К «Пионерской правде», с ее бодрыми тимуровцами, обе относились, примерно как к «Пионерской зорьке», поэтому идея завяла. Тем более что Томка быстро забыла про начатый сюжет, как забыла и обе фамилии: для нее они были еще более чужими, чем для Ольки. Да Олька и сама почти потеряла интерес к придумыванию чужих жизней, но изредка он нет-нет да и снова вспыхивал.
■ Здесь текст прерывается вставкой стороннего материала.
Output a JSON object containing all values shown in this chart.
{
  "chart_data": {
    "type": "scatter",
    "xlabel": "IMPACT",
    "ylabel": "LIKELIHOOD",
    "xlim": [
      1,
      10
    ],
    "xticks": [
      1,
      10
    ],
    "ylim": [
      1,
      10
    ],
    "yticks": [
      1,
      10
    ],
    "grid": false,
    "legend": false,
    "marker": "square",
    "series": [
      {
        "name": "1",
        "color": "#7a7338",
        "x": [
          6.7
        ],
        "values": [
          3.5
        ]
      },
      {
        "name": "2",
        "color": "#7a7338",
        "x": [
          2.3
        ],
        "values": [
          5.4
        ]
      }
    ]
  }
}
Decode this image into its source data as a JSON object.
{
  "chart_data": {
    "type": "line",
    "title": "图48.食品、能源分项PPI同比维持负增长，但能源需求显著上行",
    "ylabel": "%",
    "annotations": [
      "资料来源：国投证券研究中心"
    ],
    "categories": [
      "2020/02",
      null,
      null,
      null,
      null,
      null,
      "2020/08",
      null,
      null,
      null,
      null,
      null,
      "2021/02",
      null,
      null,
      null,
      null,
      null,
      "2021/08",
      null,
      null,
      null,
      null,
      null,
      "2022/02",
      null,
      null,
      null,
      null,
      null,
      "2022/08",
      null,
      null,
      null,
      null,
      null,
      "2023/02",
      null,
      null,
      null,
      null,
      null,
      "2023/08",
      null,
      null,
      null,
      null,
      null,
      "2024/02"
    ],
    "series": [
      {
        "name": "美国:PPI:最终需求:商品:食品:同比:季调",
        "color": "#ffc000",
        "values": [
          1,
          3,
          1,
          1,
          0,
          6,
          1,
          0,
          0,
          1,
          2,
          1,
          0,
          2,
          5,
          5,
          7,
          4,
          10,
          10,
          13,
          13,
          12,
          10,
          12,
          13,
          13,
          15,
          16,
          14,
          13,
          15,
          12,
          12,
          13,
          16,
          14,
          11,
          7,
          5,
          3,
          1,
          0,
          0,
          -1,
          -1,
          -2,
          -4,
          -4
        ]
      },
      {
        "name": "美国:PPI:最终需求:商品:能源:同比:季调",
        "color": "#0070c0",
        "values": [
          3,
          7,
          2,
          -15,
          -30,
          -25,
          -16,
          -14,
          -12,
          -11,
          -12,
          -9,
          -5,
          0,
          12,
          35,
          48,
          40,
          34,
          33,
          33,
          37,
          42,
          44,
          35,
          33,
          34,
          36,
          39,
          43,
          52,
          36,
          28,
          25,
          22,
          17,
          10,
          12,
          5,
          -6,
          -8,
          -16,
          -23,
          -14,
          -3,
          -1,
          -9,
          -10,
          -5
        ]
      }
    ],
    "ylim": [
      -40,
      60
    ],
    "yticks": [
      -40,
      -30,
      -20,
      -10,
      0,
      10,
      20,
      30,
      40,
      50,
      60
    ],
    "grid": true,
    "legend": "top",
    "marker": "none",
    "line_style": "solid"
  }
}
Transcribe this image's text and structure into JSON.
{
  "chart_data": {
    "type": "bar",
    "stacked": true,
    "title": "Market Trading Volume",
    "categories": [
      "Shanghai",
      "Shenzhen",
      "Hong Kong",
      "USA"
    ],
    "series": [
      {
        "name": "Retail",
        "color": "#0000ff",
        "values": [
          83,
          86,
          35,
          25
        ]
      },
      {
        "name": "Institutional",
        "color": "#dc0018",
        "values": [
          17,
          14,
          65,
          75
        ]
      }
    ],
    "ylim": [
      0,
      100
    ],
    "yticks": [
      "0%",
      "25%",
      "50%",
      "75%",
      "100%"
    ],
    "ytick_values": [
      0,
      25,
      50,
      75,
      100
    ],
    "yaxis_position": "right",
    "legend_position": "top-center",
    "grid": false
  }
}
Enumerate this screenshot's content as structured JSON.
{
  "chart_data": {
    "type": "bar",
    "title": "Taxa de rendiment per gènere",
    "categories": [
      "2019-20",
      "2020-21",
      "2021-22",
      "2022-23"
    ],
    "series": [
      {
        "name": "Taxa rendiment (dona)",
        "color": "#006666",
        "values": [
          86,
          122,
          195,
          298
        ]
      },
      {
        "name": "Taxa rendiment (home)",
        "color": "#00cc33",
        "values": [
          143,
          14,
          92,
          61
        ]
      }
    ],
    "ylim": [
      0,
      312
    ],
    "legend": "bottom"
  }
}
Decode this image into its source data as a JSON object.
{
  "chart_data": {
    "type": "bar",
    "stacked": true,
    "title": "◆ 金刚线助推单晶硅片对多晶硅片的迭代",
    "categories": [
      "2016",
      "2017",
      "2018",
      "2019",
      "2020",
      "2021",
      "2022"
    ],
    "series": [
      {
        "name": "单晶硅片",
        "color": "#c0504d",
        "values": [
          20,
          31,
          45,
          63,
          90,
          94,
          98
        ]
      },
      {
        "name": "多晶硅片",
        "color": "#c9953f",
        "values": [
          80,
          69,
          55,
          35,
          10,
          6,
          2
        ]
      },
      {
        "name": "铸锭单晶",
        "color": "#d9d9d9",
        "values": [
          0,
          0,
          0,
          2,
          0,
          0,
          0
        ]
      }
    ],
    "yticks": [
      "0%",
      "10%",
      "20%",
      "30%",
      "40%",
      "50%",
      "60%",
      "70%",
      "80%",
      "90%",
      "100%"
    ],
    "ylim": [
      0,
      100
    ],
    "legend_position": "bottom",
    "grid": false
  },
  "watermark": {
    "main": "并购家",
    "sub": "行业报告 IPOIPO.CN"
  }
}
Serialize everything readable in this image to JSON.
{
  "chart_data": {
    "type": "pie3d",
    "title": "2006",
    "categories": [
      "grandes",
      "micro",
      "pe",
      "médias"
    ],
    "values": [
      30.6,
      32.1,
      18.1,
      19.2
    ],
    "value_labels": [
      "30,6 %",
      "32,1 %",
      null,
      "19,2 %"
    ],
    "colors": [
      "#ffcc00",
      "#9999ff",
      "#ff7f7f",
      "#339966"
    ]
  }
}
В отличие от доски, на которой ничего не менялось, в жизни господина Стейнхернгляссера наметился резкий поворот. Никакого путешественника с горькой складкой у губ больше не было – господин Стейнхернгляссер оказался банковским чиновником из обрусевших немцев: пузатым, но подвижным, со складчатым затылком и толстыми пальцами. Дома его встречала госпожа Стейнхернгляссер, востроносая и веснушчатая, с широкими бедрами, но в новом платье. Платье только что принесли от… модистки, потому что платье по самой последней моде. За обедом она вздыхала и спрашивала, когда же они поедут в Ниццу. Муж озабоченно крутил головой: не знаю, ма шер; право, не знаю. Стейнхернгляссерша (как ее звали, не Аделаида ли?..) прижимала салфетку к лицу и отодвигала нетронутый обед (в общем-то правильно – и так бедра широкие, но она не потому). Шла в спальню торопливыми шагами, бросалась на кровать, и ее тело сотрясали бурные рыданья. Муж входил на цыпочках: «Адель, прошу тебя…», но она, конечно, отказывалась с ним говорить: «Ах, оставьте меня, оставьте!». Он «оставлял» и… что делал господин Стейнхернгляссер? В столовую возвращался, вот что. Доедать седло барашка, например, хотя такое блюдо было очень трудно представить; пусть лучше курицу ест. Целую зажаренную курицу на блюде, которую подавал преданный дворецкий, понимающе глядя на хозяина. Нет, дворецкий в Англии; пусть подает горничная. Опустив глаза. Но Стейнхернгляссер на нее не смотрит, потому что думает о своей содержанке Мими. У нее пухлый чувственный рот, родинка на щеке и никаких нравственных принципов. Она тоже хочет в Ниццу (или в Париж? – пожалуй, в Париж), и бедолага Стейнхернгляссер разрывается между долгом и страстью. Он называет Мими «мой котеночек».